Symptoms have been known to appear as early as five weeks of age, most at a much later onset of four months, some at fifteen months.
A blood test can be used to confirm the clinical condition. The results will show low serum potassium and high CPK, an enzyme indicating muscle damage.
In some cases potassium supplements can be used to alleviate the symptoms but this is not a cure for the condition, being of genetic origin.
There is now a genetic test available. A mouth swab is all that is necessary, sent to the Langford Diagnostic Laboratory, Bristol. Details can be found at the Langford website:- http://www.langfordvets.co.uk/
Contact Mrs Lorna Taylor, Hon Secretary email: email@example.com tel: +353(0)53942 4528, for the code to claim the discount offered by Langford to BCC members.
Please note that any tests submitted other than those by a veterinary surgeon, having verified the cat’s microchip number, will not be eligible for inclusion on any genetic register e.g. the FAB or GCCF. A certificate will be sent to you noting your cat’s status as follows:-
Normal: does not have the mutated gene .
Carrier: has one copy of the mutated gene. Is unaffected but can pass the gene to it’s kittens.
Affected: has both copies of the gene and therefore has the condition.
HKL is classified as an autosomal recessive disease. This means that the cat has to have two copies of the mutated gene for the disease to manifest.
A cat tested as “affected” must not be bred from however slight the symptoms.
All kittens from such a cat will inherit one copy of the gene if mated to a “normal” and some will inherit two if mated to a “carrier”.
A cat tested as a “carrier”, having one copy of the gene , will appear normal and not have the disease, but will pass on the gene to some of it’s kittens.
“Carriers” can be used but must only be mated to cats tested free of the gene. Any resulting kittens kept for breeding must be tested for HKL.

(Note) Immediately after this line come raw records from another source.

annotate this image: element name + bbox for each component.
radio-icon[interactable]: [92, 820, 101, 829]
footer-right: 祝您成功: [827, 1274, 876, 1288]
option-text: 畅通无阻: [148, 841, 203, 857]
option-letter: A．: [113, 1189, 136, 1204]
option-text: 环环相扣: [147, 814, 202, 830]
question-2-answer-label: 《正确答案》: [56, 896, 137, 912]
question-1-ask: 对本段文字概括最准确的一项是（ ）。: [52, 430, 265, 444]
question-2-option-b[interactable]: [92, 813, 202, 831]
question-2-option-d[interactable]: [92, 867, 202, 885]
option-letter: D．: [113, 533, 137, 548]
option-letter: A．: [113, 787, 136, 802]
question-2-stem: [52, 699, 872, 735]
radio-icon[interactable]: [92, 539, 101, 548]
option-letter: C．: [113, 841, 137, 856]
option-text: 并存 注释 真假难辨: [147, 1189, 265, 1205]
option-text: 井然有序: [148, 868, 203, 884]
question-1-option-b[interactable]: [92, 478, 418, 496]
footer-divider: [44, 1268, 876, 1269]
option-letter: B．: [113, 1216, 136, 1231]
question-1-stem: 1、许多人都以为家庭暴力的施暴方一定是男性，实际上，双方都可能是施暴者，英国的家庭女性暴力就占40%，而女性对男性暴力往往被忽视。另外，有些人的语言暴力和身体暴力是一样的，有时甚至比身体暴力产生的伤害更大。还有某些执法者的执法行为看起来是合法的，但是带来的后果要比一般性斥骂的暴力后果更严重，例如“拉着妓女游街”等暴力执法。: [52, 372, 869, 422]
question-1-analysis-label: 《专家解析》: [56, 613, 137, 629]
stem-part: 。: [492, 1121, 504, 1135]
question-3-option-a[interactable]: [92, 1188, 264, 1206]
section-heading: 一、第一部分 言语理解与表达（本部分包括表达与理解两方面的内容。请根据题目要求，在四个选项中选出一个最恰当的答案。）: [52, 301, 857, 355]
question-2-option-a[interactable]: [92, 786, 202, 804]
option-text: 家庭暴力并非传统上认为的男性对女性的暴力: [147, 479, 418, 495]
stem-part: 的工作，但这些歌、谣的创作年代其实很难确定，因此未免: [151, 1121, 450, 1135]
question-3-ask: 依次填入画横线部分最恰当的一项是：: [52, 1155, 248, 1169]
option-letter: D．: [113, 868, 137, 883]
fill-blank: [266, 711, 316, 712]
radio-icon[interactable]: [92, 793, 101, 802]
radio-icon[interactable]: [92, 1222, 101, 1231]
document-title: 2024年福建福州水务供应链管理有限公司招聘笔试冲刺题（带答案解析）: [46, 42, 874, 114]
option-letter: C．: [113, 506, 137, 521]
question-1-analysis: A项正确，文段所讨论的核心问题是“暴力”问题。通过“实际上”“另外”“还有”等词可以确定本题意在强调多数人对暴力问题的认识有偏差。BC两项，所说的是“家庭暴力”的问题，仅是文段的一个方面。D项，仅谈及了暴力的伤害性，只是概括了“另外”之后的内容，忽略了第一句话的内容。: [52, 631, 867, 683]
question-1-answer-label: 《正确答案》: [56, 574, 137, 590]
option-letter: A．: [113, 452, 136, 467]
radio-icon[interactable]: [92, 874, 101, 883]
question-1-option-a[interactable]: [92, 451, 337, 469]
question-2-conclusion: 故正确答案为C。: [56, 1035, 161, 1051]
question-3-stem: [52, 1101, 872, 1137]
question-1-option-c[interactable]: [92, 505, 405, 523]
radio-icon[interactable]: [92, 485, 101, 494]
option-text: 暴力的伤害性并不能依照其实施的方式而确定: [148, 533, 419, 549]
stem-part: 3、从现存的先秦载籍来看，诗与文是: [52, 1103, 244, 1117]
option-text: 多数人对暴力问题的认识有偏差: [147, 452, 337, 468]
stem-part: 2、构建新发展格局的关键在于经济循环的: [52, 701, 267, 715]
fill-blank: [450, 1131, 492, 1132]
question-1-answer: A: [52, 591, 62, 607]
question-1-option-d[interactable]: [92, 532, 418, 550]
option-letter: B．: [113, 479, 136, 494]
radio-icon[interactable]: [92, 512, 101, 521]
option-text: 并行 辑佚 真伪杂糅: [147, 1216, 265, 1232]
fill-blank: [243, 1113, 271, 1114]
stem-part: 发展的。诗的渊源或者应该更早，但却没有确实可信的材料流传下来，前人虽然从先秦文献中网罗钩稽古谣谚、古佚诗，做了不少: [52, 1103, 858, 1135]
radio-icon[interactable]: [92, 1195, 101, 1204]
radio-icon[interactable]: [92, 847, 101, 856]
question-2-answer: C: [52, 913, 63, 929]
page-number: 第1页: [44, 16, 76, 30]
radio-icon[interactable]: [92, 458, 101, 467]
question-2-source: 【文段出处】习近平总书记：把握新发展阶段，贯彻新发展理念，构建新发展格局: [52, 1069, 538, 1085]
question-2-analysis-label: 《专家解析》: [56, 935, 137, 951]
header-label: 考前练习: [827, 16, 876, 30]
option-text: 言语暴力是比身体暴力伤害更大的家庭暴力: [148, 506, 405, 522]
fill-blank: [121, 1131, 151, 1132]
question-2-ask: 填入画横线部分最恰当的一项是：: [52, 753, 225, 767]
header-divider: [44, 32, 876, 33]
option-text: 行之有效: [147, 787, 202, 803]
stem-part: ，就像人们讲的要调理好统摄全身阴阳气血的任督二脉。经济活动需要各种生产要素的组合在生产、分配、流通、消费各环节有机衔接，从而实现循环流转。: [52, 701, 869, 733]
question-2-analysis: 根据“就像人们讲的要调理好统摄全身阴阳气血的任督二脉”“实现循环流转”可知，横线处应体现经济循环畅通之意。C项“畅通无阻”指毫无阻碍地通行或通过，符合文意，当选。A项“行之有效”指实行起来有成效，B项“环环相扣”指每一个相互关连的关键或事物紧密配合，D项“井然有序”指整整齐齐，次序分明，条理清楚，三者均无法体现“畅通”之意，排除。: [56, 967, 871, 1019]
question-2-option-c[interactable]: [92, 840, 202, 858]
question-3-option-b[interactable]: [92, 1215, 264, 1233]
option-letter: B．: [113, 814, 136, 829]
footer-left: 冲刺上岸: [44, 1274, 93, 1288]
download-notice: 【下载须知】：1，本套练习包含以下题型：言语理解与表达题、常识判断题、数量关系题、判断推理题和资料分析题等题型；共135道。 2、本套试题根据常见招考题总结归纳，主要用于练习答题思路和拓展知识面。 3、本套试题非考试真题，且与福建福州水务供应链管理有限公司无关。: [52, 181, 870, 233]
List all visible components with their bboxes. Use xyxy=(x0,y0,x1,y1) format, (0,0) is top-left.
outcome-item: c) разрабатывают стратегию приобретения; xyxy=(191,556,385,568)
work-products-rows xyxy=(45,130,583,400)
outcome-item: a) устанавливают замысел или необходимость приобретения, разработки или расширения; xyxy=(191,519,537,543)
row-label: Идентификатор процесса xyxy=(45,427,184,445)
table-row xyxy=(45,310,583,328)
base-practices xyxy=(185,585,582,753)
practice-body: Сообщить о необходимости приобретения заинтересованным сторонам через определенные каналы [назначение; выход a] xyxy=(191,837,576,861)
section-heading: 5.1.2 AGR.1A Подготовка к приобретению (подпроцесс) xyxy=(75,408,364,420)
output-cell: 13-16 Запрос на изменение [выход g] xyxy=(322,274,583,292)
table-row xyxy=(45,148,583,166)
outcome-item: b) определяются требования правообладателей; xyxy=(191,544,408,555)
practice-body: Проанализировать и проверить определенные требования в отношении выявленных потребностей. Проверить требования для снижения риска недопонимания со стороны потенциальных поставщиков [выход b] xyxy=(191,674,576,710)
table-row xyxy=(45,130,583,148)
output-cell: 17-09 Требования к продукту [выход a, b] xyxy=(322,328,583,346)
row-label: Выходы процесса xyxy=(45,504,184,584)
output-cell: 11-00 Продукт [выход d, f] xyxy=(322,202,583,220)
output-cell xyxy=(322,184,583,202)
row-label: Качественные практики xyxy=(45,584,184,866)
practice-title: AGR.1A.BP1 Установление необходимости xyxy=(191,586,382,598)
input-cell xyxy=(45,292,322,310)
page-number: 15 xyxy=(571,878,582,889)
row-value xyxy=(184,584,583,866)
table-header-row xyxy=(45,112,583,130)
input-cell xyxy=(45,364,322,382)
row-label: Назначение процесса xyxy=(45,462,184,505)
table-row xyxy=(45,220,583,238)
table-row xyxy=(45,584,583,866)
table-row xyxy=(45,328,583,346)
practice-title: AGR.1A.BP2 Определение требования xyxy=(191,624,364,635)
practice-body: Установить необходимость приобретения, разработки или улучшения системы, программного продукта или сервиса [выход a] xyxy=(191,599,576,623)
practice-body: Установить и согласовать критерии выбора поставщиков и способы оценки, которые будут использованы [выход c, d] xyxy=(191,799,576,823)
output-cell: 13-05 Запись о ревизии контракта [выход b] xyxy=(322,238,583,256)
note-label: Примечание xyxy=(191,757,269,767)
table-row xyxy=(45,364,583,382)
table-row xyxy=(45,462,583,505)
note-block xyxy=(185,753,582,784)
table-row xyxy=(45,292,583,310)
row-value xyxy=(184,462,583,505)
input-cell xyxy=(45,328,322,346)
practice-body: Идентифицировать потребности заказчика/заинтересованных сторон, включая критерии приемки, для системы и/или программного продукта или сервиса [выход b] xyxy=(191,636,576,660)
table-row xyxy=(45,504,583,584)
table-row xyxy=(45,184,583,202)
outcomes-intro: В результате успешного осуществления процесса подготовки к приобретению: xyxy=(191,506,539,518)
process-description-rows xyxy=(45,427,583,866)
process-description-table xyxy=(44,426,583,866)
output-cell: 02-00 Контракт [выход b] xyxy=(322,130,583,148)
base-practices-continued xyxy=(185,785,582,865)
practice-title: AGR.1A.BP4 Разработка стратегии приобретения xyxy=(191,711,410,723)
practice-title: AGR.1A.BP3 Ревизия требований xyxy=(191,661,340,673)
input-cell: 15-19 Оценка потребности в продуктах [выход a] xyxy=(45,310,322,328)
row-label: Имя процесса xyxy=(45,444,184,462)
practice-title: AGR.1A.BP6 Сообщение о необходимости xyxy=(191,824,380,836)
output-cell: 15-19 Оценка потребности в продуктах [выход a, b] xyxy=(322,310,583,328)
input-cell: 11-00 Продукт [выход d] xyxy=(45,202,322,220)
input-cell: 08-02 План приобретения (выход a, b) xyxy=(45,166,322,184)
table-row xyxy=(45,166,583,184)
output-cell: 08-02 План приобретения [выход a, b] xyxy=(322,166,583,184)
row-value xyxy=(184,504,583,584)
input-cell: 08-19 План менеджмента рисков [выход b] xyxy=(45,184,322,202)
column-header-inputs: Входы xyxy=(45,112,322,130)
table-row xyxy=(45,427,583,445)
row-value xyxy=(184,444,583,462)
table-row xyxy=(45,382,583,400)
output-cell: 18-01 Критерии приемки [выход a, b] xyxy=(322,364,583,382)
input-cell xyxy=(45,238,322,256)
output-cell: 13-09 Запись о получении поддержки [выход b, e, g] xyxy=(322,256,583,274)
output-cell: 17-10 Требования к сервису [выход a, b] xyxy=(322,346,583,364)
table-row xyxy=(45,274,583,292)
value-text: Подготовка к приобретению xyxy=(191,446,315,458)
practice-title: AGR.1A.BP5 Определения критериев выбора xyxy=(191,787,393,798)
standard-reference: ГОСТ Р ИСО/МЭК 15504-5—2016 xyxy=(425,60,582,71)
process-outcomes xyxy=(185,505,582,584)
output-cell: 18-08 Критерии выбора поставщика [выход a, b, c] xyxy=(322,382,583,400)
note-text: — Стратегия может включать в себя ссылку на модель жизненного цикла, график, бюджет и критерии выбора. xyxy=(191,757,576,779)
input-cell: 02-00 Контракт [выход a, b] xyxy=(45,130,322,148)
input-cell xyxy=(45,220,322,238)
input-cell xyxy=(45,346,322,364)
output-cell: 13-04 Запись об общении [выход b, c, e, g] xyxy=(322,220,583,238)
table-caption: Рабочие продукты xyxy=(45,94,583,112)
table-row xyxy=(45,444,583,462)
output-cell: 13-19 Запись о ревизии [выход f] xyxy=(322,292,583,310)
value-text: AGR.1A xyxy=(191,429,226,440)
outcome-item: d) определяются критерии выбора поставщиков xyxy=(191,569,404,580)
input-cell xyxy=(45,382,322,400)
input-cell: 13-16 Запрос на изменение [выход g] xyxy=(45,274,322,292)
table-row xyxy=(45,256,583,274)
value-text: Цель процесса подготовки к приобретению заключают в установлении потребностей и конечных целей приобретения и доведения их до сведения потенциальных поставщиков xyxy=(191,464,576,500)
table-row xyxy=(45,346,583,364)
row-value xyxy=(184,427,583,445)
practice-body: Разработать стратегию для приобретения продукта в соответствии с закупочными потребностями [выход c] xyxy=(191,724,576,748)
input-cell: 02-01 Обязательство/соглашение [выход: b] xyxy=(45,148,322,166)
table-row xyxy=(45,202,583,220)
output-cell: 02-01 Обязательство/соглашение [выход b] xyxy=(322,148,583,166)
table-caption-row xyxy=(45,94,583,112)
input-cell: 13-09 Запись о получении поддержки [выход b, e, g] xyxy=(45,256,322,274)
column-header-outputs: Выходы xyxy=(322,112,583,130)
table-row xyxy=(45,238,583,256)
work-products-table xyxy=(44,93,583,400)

It is recommended that breeding cats tested as “carriers” should not be neutered as many could still play an important part in preserving the health of the gene pool. For every 1% of the Burmese breed classed as “affected” there will be an estimated 18% “carrier” status. To remove so many individuals from the gene pool would not be wise.
The number of cats being tested is encouraging and it is hoped that if this continues, together with responsible breeding, the “carrier” frequency will gradually be reduced until the disease is eliminated from the Burmese breed.